Eighteen months after Colorado legislators changed state law to require that courtrooms livestream most criminal proceedings, Denver District Judge Anita Schutte started her Monday afternoon with a declaration.

“This court doesn’t livestream,” she said from the bench.

The judge issued what seemed to be a blanket rule at the start of the afternoon, before any cases were called. She didn’t make case-specific findings about not livestreaming, as required by state law.

“I think it creates a safety issue for all the people in this courtroom,” she said.

Schutte’s practice stands alone among Denver’s regular criminal courtrooms, The Denver Post found during a four-month review of Colorado judges’ livestreaming practices in the wake of the 2023 law change.

The Post spot-checked which courtrooms were livestreaming once daily over five weeks between November and February — 24 statewide point-in-time checks. The newspaper found that of the 374 courtrooms listed on the Colorado Judicial Department’s livestreaming website, 253 — 68% — livestreamed at least once during those point-in-time checks, which The Post did at different times of day.

The majority of Colorado judges are complying with state law and livestreaming criminal proceedings at least to some degree, The Post’s analysis shows, although day-to-day practices around how that livestreaming happens still vary from courtroom to courtroom.

There remains room for improvement as the courts settle into a what lawmakers envision as new era of widespread livestreaming, advocates and former lawmakers said.

“There are a lot of places that are consistently doing it well and demonstrating they are trying to,” said Elisabeth Epps, a former state representative who sponsored the 2023 livestreaming bill.

“And there are some judges who have decided the law doesn’t apply to them.”

In Denver, Schutte was the only judge with a regular criminal docket who did not livestream at least once during the newspaper’s spot-checks, The Post found.State law requires judges to livestream criminal court proceedings except in a handful of exceptional situations. Livestreaming can be shut off if the court doesn’t have the technical ability or staffing to stream or if the courtroom is closed to the public in person and online.

Judges also can turn off livestreaming if they find it compromises anyone’s safety, a defendant’s right to a fair trial (including violations of sequestration orders) or a victim’s rights — as long as the judge also finds that there is no “less restrictive alternative” to let the public continue to watch remotely while preserving those rights, such as by streaming audio only or turning off the livestream for part of a hearing instead of an entire hearing.

Judges who make those findings and turn off livestreaming must base their decisions “on the particular facts and circumstances of the case,” the law states.

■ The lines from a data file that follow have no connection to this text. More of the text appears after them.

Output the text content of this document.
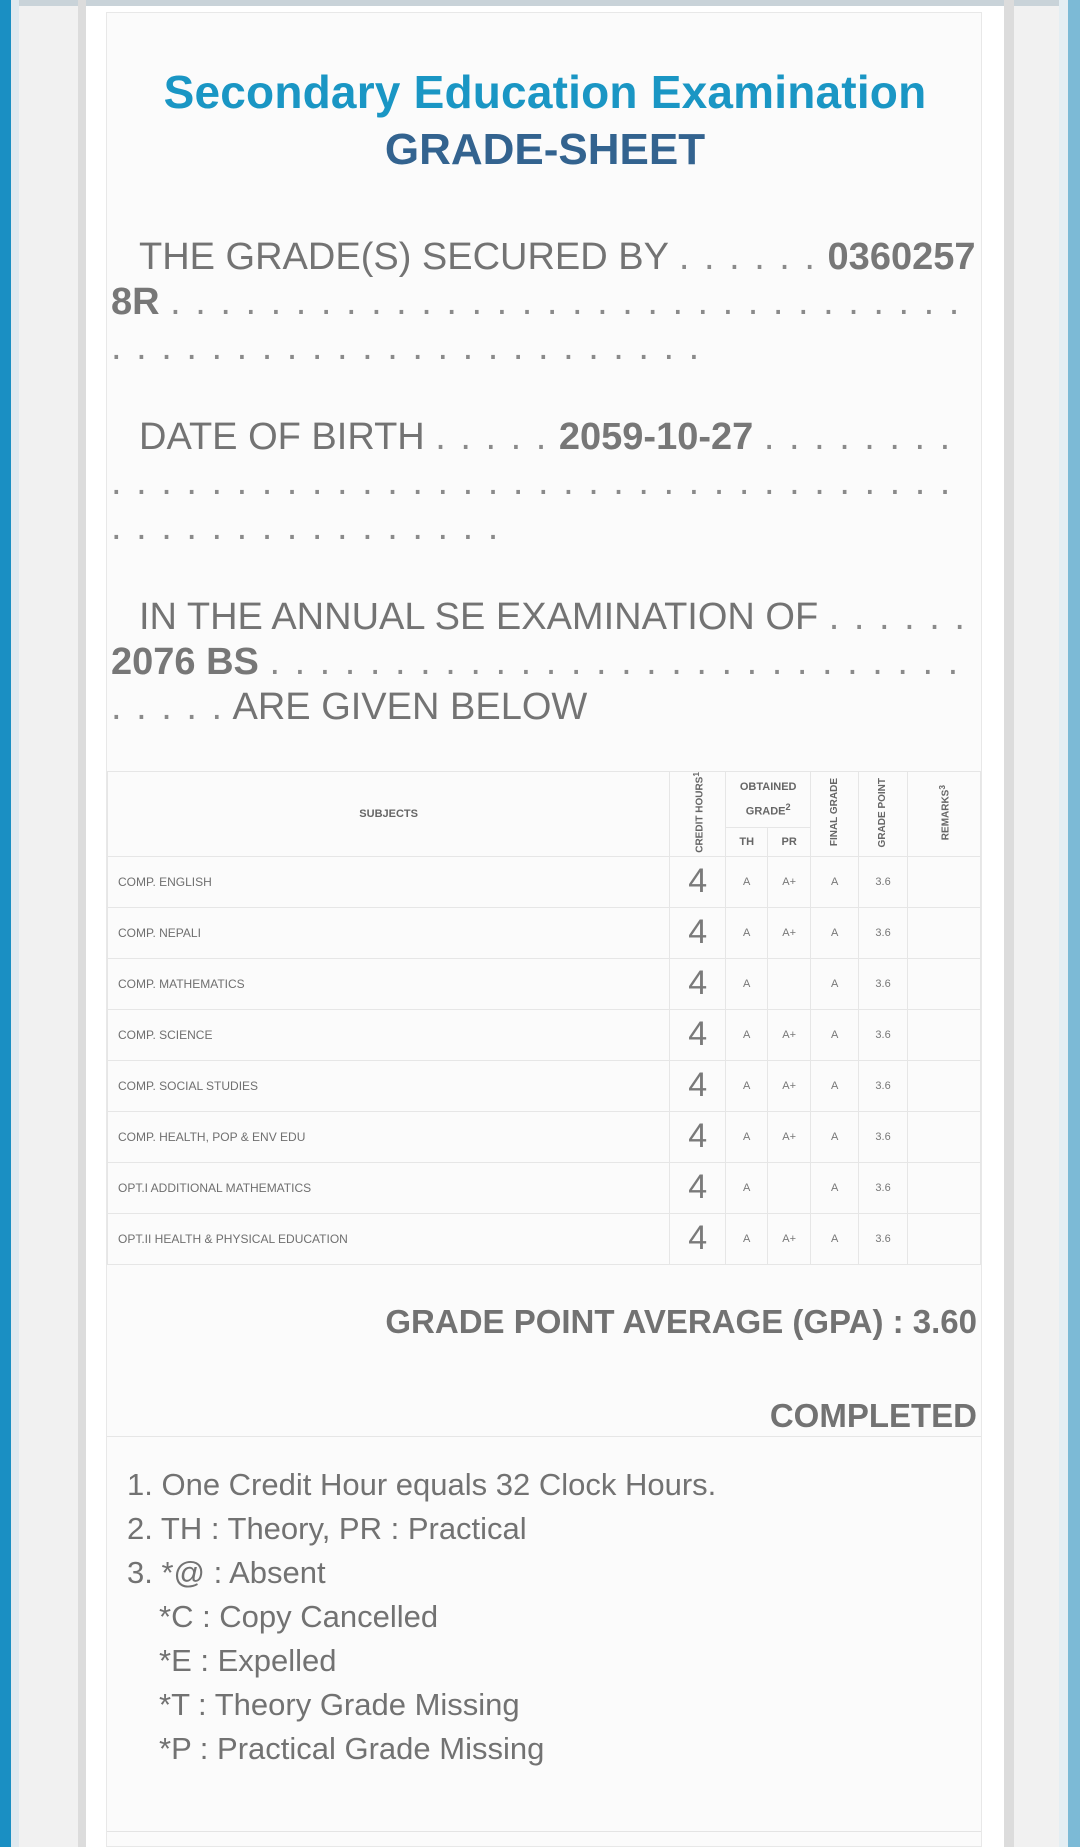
Secondary Education Examination
GRADE-SHEET
THE GRADE(S) SECURED BY . . . . . . 03602578R . . . . . . . . . . . . . . . . . . . . . . . . . . . . . . . . . . . . . . . . . . . . . . . . . . . . . . . .
DATE OF BIRTH . . . . . 2059-10-27 . . . . . . . . . . . . . . . . . . . . . . . . . . . . . . . . . . . . . . . . . . . . . . . . . . . . . . . . . .
IN THE ANNUAL SE EXAMINATION OF . . . . . . 2076 BS . . . . . . . . . . . . . . . . . . . . . . . . . . . . . . . . . ARE GIVEN BELOW
SUBJECTS	CREDIT HOURS$^1$	OBTAINED GRADE$^2$		FINAL GRADE	GRADE POINT	REMARKS$^3$
		TH	PR			
COMP. ENGLISH	4	A	A+	A	3.6	
COMP. NEPALI	4	A	A+	A	3.6	
COMP. MATHEMATICS	4	A		A	3.6	
COMP. SCIENCE	4	A	A+	A	3.6	
COMP. SOCIAL STUDIES	4	A	A+	A	3.6	
COMP. HEALTH, POP & ENV EDU	4	A	A+	A	3.6	
OPT.I ADDITIONAL MATHEMATICS	4	A		A	3.6	
OPT.II HEALTH & PHYSICAL EDUCATION	4	A	A+	A	3.6	
GRADE POINT AVERAGE (GPA) : 3.60
COMPLETED
1. One Credit Hour equals 32 Clock Hours.
2. TH : Theory, PR : Practical
3. *@ : Absent
*C : Copy Cancelled
*E : Expelled
*T : Theory Grade Missing
*P : Practical Grade Missing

“They can’t just adopt a blanket rule. They have to do it on a case-by-case basis,” said Jeff Roberts, executive director of the Colorado Freedom of Information Coalition.

In court Monday, Schutte said observers were welcome to watch court in person inside Courtroom 5E of the Lindsey-Flanigan Courthouse, or to attend court virtually through Webex, which allows remote users to login and participate in court. (Livestreaming, by contrast, is like TV: It’s one way, and viewers can’t participate).

A Denver Post reporter who attempted to watch Schutte’s courtroom virtually on Webex was blocked from doing so when she logged in to Webex with her first and last name. Schutte asked whether anyone in the courtroom knew who the reporter was and whether she should be allowed to observe remotely. When no one spoke up in person, the reporter remained blocked online. A second remote Webex user was allowed to observe after someone in the courtroom vouched for them.

Not until the reporter re-labeled herself by adding “Denver Post” after her name did a court clerk allow her to watch the virtual proceedings — and only then after the reporter first turned on her camera so the clerk could “verify” her identity. The reporter did not present identification or a press pass, just briefly appeared on camera.

Schutte, who declined to speak with The Post but issued a two-paragraph statement through a spokeswoman, said both in court and in her statement that turning off the livestream and using the extra verification process for Webex was due to spammers who twice logged in to her virtual courtroom and played “highly disturbing” pornographic videos.

“I have an absolute duty to maintain decorum in my courtroom and to ensure the physical and emotional safety of everyone in it,” she said in the statement.